Uncertainty quantification for intervals
Carlos García Meixide, Michael R. Kosorok, Marcos Matabuena
TL;DR
This work addresses uncertainty quantification for interval-censored outcomes by introducing uncervals, a framework that blends conformal inference with bootstrap to construct predictive regions for interval targets. The authors develop a novel interval-process theory with a Donsker-class guarantee, unbiasedness, and bootstrap validity, yielding finite-sample calibration and asymptotic coverage results. Simulations show substantial improvements in conditional coverage (up to around 60%) and demonstrate robustness across scenarios, while real-data applications (sleep, age, and physical activity) illustrate practical gains for interval data in healthcare. The approach provides a general, model-compatible tool for reliable interval-target predictions and goodness-of-fit assessments in settings where exact event times are unknown, with potential extensions to multivariate and truncated data. Overall, uncervals advances uncertainty quantification for interval-censored data, offering theoretical guarantees and actionable insights for precision medicine and digital health.
Abstract
Data following an interval structure are increasingly prevalent in many scientific applications. In medicine, clinical events are often monitored between two clinical visits, making the exact time of the event unknown and generating outcomes with a range format.

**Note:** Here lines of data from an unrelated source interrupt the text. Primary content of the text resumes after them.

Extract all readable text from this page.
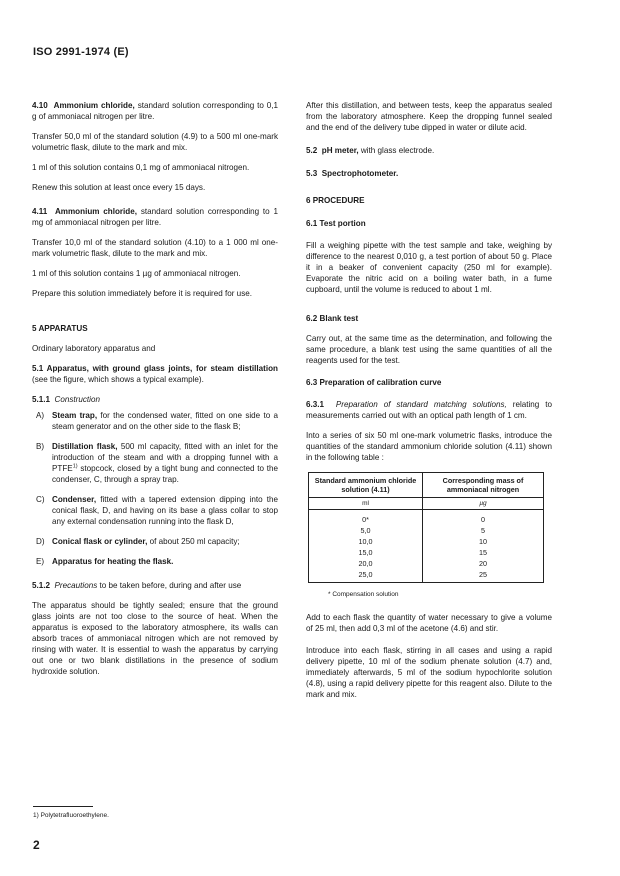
ISO 2991-1974 (E)

4.10 Ammonium chloride, standard solution corresponding to 0,1 g of ammoniacal nitrogen per litre.

Transfer 50,0 ml of the standard solution (4.9) to a 500 ml one-mark volumetric flask, dilute to the mark and mix.

1 ml of this solution contains 0,1 mg of ammoniacal nitrogen.

Renew this solution at least once every 15 days.

4.11 Ammonium chloride, standard solution corresponding to 1 mg of ammoniacal nitrogen per litre.

Transfer 10,0 ml of the standard solution (4.10) to a 1 000 ml one-mark volumetric flask, dilute to the mark and mix.

1 ml of this solution contains 1 µg of ammoniacal nitrogen.

Prepare this solution immediately before it is required for use.

5 APPARATUS

Ordinary laboratory apparatus and

5.1 Apparatus, with ground glass joints, for steam distillation (see the figure, which shows a typical example).

5.1.1 Construction

A) Steam trap, for the condensed water, fitted on one side to a steam generator and on the other side to the flask B;
B) Distillation flask, 500 ml capacity, fitted with an inlet for the introduction of the steam and with a dropping funnel with a PTFE$^{1)}$ stopcock, closed by a tight bung and connected to the condenser, C, through a spray trap.
C) Condenser, fitted with a tapered extension dipping into the conical flask, D, and having on its base a glass collar to stop any external condensation running into the flask D,
D) Conical flask or cylinder, of about 250 ml capacity;
E) Apparatus for heating the flask.

5.1.2 Precautions to be taken before, during and after use

The apparatus should be tightly sealed; ensure that the ground glass joints are not too close to the source of heat. When the apparatus is exposed to the laboratory atmosphere, its walls can absorb traces of ammoniacal nitrogen which are not removed by rinsing with water. It is essential to wash the apparatus by carrying out one or two blank distillations in the presence of sodium hydroxide solution.

After this distillation, and between tests, keep the apparatus sealed from the laboratory atmosphere. Keep the dropping funnel sealed and the end of the delivery tube dipped in water or dilute acid.

5.2 pH meter, with glass electrode.

5.3 Spectrophotometer.

6 PROCEDURE
6.1 Test portion

Fill a weighing pipette with the test sample and take, weighing by difference to the nearest 0,010 g, a test portion of about 50 g. Place it in a beaker of convenient capacity (250 ml for example). Evaporate the nitric acid on a boiling water bath, in a fume cupboard, until the volume is reduced to about 1 ml.

6.2 Blank test

Carry out, at the same time as the determination, and following the same procedure, a blank test using the same quantities of all the reagents used for the test.

6.3 Preparation of calibration curve

6.3.1 Preparation of standard matching solutions, relating to measurements carried out with an optical path length of 1 cm.

Into a series of six 50 ml one-mark volumetric flasks, introduce the quantities of the standard ammonium chloride solution (4.11) shown in the following table :

Standard ammonium chloride solution (4.11)	Corresponding mass of ammoniacal nitrogen
ml	µg
0*	0
5,0	5
10,0	10
15,0	15
20,0	20
25,0	25
* Compensation solution

Add to each flask the quantity of water necessary to give a volume of 25 ml, then add 0,3 ml of the acetone (4.6) and stir.

Introduce into each flask, stirring in all cases and using a rapid delivery pipette, 10 ml of the sodium phenate solution (4.7) and, immediately afterwards, 5 ml of the sodium hypochlorite solution (4.8), using a rapid delivery pipette for this reagent also. Dilute to the mark and mix.

1) Polytetrafluoroethylene.
2
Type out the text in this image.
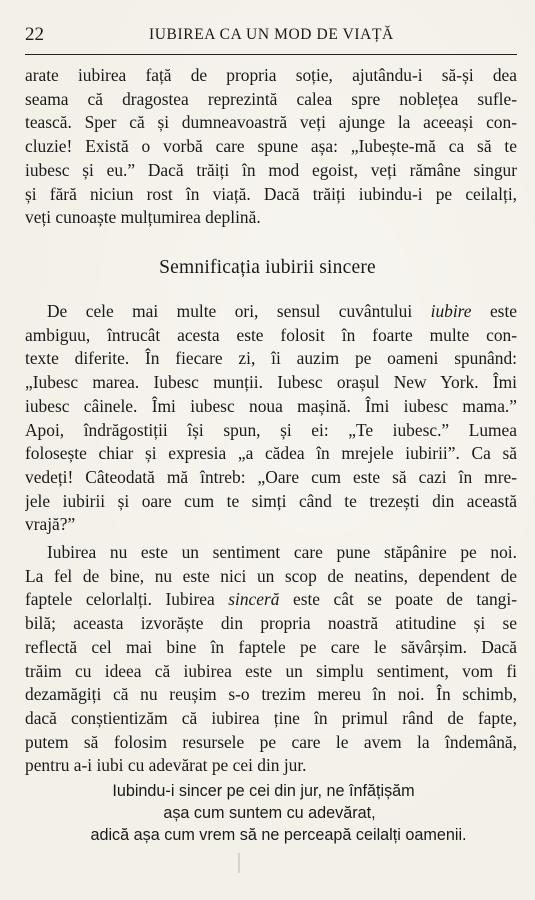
22	IUBIREA CA UN MOD DE VIAȚĂ
arate iubirea față de propria soție, ajutându-i să-și dea
seama că dragostea reprezintă calea spre noblețea sufle-
tească. Sper că și dumneavoastră veți ajunge la aceeași con-
cluzie! Există o vorbă care spune așa: „Iubește-mă ca să te
iubesc și eu.” Dacă trăiți în mod egoist, veți rămâne singur
și fără niciun rost în viață. Dacă trăiți iubindu-i pe ceilalți,
veți cunoaște mulțumirea deplină.
Semnificația iubirii sincere
De cele mai multe ori, sensul cuvântului iubire este
ambiguu, întrucât acesta este folosit în foarte multe con-
texte diferite. În fiecare zi, îi auzim pe oameni spunând:
„Iubesc marea. Iubesc munții. Iubesc orașul New York. Îmi
iubesc câinele. Îmi iubesc noua mașină. Îmi iubesc mama.”
Apoi, îndrăgostiții își spun, și ei: „Te iubesc.” Lumea
folosește chiar și expresia „a cădea în mrejele iubirii”. Ca să
vedeți! Câteodată mă întreb: „Oare cum este să cazi în mre-
jele iubirii și oare cum te simți când te trezești din această
vrajă?”
Iubirea nu este un sentiment care pune stăpânire pe noi.
La fel de bine, nu este nici un scop de neatins, dependent de
faptele celorlalți. Iubirea sinceră este cât se poate de tangi-
bilă; aceasta izvorăște din propria noastră atitudine și se
reflectă cel mai bine în faptele pe care le săvârșim. Dacă
trăim cu ideea că iubirea este un simplu sentiment, vom fi
dezamăgiți că nu reușim s-o trezim mereu în noi. În schimb,
dacă conștientizăm că iubirea ține în primul rând de fapte,
putem să folosim resursele pe care le avem la îndemână,
pentru a-i iubi cu adevărat pe cei din jur.
Iubindu-i sincer pe cei din jur, ne înfățișăm
așa cum suntem cu adevărat,
adică așa cum vrem să ne perceapă ceilalți oamenii.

As interest in automating healthcare decisions grows, uncertainty quantification via predictive regions becomes essential for developing reliable and trustworthy predictive algorithms. However, the statistical literature currently lacks a general methodology for interval targets, especially when these outcomes are incomplete due to censoring. We propose an uncertainty quantification algorithm for interval responses and establish its theoretical properties using empirical process arguments based on a newly developed class of functions specifically designed for these interval data structures. Although this paper primarily focuses on deriving predictive regions for interval-censored data, the approach can also be applied to other statistical modeling tasks, such as goodness-of-fit assessments. Finally, the applicability of the method is demonstrated through simulations, showing up to a 60\% improvement in conditional coverage. Our new algorithm is also applied to various biomedical contexts, including two clinical examples: i) sleep duration and its association with cardiovascular diseases, and ii) survival time in relation to physical activity levels.